In 2020, he did punch-up on an episode of Corner Gas Animated.

== Stand-up comedy ==
Shumka performed stand-up comedy from 2005 to 2013. In 2008, he opened for Louis C.K..

In 2009, he was featured alongside Maria Bamford on XM Radio Canada's Maple Leaf All Stars show.

== Shooting ==
At 11:15pm on July 4, 2013, Shumka survived a shooting outside Little Mountain Gallery in Mount Pleasant, Vancouver. A random gunman exiting a vehicle approached Shumka and his friend, who were leaving a comedy show. The gunman fired at Shumka at point-blank range. Shumka ducked and ran, his scalp only grazed by the bullet. He didn't witness when the shooter then shot twice more, once at the crowd and once to suicide.

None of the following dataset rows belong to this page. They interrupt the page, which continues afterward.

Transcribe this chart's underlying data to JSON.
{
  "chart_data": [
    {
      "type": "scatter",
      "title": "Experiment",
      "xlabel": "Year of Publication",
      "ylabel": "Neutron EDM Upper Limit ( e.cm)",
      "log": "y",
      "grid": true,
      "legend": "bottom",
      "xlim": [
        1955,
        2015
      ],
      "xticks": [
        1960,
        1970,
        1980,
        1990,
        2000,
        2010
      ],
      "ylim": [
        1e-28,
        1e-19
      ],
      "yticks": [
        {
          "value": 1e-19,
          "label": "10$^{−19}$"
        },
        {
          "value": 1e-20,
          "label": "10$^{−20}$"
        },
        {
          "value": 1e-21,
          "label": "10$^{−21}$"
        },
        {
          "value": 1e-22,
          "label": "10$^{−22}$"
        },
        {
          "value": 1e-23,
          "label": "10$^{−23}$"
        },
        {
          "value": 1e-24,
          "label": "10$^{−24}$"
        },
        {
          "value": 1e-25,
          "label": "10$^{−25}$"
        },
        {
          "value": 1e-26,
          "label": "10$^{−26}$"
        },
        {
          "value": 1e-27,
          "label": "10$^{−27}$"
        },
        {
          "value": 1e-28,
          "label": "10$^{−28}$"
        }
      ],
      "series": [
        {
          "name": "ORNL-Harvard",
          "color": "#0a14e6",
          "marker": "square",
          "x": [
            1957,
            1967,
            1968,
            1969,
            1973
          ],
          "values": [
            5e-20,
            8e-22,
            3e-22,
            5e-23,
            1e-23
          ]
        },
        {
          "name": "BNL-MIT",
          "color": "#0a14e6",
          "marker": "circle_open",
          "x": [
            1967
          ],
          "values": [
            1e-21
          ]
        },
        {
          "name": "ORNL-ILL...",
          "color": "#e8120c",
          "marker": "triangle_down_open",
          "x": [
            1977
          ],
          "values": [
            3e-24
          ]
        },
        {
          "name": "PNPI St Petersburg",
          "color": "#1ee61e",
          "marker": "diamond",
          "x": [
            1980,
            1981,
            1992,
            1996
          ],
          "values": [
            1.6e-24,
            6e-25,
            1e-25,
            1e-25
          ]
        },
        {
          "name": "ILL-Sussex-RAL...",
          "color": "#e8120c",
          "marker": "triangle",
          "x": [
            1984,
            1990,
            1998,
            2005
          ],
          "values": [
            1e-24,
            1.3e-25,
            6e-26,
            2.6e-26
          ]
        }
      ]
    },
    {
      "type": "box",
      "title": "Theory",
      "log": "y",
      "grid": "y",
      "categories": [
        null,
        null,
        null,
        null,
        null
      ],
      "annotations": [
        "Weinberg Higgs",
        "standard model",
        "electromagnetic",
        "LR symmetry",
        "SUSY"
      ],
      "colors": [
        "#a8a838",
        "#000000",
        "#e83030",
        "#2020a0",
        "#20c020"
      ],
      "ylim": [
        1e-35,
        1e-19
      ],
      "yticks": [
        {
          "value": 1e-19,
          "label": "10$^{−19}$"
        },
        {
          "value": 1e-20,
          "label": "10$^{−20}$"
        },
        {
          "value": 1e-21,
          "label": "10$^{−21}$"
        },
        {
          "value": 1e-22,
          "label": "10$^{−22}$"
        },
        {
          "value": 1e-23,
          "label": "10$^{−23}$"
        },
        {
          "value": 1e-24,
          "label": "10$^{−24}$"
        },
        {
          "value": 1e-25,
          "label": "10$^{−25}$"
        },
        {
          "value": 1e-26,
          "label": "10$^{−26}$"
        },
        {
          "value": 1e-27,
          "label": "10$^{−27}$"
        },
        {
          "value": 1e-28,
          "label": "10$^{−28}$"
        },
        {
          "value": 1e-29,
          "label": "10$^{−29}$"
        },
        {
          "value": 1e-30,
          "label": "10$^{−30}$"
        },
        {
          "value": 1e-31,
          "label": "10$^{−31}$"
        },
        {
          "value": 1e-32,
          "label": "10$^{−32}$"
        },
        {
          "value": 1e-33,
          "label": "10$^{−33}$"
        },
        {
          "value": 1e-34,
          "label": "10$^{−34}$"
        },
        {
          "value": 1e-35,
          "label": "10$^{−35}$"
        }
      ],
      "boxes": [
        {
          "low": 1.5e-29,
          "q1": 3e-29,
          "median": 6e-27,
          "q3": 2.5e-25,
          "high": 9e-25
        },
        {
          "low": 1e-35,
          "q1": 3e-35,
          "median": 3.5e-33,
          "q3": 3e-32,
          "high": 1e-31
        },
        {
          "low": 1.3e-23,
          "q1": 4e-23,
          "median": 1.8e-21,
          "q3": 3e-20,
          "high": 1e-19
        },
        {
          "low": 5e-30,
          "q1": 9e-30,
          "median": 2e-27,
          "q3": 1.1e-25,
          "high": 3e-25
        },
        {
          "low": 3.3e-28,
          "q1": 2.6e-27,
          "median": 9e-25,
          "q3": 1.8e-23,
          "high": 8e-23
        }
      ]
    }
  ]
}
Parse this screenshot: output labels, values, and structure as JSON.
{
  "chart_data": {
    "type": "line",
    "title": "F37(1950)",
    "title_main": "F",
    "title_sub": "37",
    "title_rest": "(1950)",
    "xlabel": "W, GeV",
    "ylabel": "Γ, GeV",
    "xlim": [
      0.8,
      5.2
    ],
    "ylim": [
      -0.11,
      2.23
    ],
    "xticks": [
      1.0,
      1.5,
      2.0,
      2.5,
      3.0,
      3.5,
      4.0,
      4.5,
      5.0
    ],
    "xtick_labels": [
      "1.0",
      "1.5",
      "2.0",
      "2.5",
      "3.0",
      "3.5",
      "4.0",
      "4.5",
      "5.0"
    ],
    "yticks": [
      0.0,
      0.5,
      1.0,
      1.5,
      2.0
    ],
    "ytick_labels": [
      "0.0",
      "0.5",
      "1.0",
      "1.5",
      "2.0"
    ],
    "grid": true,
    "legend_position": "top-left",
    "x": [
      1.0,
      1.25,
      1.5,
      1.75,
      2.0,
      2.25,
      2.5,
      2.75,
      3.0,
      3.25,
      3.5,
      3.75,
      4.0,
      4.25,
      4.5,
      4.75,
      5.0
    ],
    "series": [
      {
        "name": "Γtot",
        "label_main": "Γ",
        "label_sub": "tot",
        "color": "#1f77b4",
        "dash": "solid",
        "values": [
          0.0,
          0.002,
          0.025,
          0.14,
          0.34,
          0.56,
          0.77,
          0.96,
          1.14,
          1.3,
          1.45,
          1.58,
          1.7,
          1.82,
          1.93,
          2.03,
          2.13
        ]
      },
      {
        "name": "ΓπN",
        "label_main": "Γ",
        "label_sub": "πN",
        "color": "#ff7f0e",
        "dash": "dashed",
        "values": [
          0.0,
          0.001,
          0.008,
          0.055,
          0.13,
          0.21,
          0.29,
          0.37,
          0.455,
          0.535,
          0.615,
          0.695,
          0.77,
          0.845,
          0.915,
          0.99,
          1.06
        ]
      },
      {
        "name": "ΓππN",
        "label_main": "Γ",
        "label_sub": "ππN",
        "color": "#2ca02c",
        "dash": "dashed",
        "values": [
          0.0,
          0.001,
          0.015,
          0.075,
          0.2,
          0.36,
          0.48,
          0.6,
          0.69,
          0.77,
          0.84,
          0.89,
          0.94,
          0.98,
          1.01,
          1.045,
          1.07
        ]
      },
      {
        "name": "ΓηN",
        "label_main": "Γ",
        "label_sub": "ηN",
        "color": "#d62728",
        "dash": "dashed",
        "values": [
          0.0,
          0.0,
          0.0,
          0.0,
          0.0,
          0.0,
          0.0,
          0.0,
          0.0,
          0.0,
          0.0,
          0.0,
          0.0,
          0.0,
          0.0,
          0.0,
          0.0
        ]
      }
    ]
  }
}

The shooting resulted in the rupture of Shumka's eardrum, but he was not taken to hospital. The incident was discussed on the next episode of Stop Podcasting Yourself with Shumka's co-host Graham Clark and guest Colt Cabana (both of whom were present at Little Mountain Gallery, but did not witness Shumka being shot). Shumka called attention to the importance of education on mental illness and suggested his sympathizers donate to mental health resources.